Obserwując kalekiego mężczyznę, z jakiegoś powodu Kaze pomyślał nagle o shugenja, o tym, jak obce stawały się jej oczy, gdy posługiwała się mroczną magią. Po raz pierwszy uświadomił sobie, że Fu Leng cierpi, że jest samotny i przestraszony, i postanowił mu pomóc. Pozostał mu jeszcze jeden żywioł – pomyślał o koanie, jaki powtarzali mistrzowie w klasztorze: „która część czarki jest ważniejsza: tak, która jest, czy ta, której nie ma?”. I w tej chwili przyszła do niego odpowiedź („Obie; bez jednej nie ma drugiej”). Przyzwał Wodę znajdującą się w wiadrze. Strumień cieczy uniósł się w powietrze i popłynął, by połączyć się z Fu Lengiem i uformować jego brakującą dłoń.
W spojrzeniu kami była tylko nienawiść, dłoń poczerniała i rozpadła się. Nie pozwalasz się uzdrowić – powiedział Kaze. Twoje cierpienie jest tylko twoją winą. Wtedy iluzja się rozpadła.

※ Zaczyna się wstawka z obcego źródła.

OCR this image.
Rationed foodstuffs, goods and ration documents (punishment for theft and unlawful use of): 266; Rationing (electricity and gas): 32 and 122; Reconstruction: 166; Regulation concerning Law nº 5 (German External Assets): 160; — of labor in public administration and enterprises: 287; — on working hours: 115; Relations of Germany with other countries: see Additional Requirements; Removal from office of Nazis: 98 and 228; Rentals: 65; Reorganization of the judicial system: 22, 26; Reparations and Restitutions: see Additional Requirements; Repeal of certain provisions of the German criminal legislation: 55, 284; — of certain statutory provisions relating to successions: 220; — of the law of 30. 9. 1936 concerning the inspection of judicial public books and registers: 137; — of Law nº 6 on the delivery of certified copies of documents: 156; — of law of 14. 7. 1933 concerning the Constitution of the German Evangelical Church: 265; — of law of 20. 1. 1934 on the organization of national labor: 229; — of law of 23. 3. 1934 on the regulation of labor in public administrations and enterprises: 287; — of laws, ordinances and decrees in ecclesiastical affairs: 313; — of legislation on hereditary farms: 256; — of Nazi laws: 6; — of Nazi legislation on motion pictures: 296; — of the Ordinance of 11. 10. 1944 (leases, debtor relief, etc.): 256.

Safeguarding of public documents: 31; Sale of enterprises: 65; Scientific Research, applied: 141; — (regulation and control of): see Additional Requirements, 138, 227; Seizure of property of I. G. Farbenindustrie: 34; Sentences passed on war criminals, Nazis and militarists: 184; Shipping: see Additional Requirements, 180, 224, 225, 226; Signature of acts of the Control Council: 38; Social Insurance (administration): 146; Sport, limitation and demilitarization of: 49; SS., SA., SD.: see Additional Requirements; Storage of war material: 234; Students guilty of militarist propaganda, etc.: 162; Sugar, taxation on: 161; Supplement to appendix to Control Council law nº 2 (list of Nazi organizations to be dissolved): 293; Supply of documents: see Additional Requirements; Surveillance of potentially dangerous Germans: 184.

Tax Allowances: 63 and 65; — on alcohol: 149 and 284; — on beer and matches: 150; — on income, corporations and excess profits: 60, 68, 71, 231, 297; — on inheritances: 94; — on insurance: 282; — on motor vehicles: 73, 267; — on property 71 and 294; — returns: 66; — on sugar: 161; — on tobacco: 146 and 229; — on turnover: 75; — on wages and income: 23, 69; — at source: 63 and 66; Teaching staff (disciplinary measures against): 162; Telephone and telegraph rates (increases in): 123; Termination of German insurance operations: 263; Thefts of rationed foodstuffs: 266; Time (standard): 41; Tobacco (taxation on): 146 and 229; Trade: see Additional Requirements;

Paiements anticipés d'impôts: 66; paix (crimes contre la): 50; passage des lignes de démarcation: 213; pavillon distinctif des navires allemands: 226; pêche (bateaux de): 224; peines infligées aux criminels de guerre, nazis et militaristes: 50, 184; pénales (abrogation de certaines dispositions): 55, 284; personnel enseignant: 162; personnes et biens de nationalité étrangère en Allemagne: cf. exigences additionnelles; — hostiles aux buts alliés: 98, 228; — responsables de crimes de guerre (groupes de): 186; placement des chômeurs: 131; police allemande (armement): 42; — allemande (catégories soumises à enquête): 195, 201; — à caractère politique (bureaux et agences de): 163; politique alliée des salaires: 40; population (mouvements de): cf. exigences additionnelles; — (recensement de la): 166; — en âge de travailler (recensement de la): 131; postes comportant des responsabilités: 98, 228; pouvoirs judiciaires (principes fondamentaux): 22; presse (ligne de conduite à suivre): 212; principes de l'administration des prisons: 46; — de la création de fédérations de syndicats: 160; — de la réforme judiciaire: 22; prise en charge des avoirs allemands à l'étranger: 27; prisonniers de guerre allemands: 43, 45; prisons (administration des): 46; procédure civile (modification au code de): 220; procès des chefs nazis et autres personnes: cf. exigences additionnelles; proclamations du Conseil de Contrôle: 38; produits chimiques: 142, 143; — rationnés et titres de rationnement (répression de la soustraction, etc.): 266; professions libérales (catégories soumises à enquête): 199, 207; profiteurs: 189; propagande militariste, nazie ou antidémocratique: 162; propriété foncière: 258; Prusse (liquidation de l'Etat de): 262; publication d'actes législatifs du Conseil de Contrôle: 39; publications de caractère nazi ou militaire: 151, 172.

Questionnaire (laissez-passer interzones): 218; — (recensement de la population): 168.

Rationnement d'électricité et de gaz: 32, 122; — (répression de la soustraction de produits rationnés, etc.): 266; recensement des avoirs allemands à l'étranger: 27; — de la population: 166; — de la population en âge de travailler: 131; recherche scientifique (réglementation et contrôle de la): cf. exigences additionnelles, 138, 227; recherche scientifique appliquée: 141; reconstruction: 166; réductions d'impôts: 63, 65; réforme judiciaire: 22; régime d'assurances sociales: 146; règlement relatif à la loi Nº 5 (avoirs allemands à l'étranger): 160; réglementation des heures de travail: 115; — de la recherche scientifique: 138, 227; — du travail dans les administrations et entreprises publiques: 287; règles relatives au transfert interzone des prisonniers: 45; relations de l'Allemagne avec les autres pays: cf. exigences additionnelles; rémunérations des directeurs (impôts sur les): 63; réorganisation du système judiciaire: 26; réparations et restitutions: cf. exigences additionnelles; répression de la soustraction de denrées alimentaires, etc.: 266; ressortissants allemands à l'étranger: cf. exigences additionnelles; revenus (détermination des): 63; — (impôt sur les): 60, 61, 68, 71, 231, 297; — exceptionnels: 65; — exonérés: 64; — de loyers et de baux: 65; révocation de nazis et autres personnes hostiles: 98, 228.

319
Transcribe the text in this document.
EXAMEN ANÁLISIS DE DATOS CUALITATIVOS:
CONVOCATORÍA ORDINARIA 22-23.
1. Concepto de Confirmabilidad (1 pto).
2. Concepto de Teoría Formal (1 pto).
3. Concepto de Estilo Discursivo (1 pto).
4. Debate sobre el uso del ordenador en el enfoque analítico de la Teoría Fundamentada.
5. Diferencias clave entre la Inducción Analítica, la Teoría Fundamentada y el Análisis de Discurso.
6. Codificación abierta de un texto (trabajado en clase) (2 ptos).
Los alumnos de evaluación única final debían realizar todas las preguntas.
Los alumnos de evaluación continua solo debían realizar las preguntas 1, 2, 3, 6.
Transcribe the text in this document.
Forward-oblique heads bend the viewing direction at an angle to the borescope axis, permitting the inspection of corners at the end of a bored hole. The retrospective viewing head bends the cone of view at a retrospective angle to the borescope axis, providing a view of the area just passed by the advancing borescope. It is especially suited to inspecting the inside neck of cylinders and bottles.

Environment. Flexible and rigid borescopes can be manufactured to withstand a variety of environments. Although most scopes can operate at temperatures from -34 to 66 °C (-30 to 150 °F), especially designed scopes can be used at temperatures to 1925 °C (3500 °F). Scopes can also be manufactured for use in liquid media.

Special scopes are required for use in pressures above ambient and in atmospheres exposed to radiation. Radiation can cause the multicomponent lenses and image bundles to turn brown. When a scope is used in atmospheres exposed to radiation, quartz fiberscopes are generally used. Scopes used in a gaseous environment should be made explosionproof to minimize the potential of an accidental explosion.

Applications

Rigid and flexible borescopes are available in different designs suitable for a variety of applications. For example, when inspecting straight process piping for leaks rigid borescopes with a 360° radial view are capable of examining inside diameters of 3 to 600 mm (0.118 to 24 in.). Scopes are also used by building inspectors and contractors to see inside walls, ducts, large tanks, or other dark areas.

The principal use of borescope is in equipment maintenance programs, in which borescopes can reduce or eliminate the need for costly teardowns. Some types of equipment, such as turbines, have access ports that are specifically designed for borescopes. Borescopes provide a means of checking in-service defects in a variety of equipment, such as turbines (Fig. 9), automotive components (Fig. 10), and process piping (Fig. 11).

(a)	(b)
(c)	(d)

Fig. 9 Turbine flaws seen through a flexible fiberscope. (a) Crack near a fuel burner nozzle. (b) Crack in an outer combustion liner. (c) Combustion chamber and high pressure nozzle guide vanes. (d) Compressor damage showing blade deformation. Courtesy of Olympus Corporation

Bohaterowie trafili do pałacu Fu Lenga, gdzie doszło do ostatniej walki. Oni z pomocą armii duchów swojego Klanu, Klanu Ważki, walczył z wojownikami Fu Lenga. Samuraj i shugenja stawiali czoła Fu Lengowi na planie duchowym.
Kaze, wypełniony teraz mocą piątego żywiołu, Pustki, emitował jasne światło, które zalewało stwory ciemności i które przemieniło wypalone, umarłe słońce świecące nad Krainami Cienia w odnowione oblicze bogini Amaterasu.
Zwycięstwo zostało okupione najwyższą ceną: duszą shugenja, która pozbawiła się życia, by odebrać je również Fu Lengowi. Świadomość Kaze – połączone moce czterech Mistrzów Żywiołów – rozpuściła się w świetle Pustki. Imiona bohaterskich wojowników wypisano na lampionach w maleńkiej świątyni w stolicy Szmaragdowego Cesarstwa.
Artur Nowrot

Nad całym Cesarstwem znów zaświeciło słońce.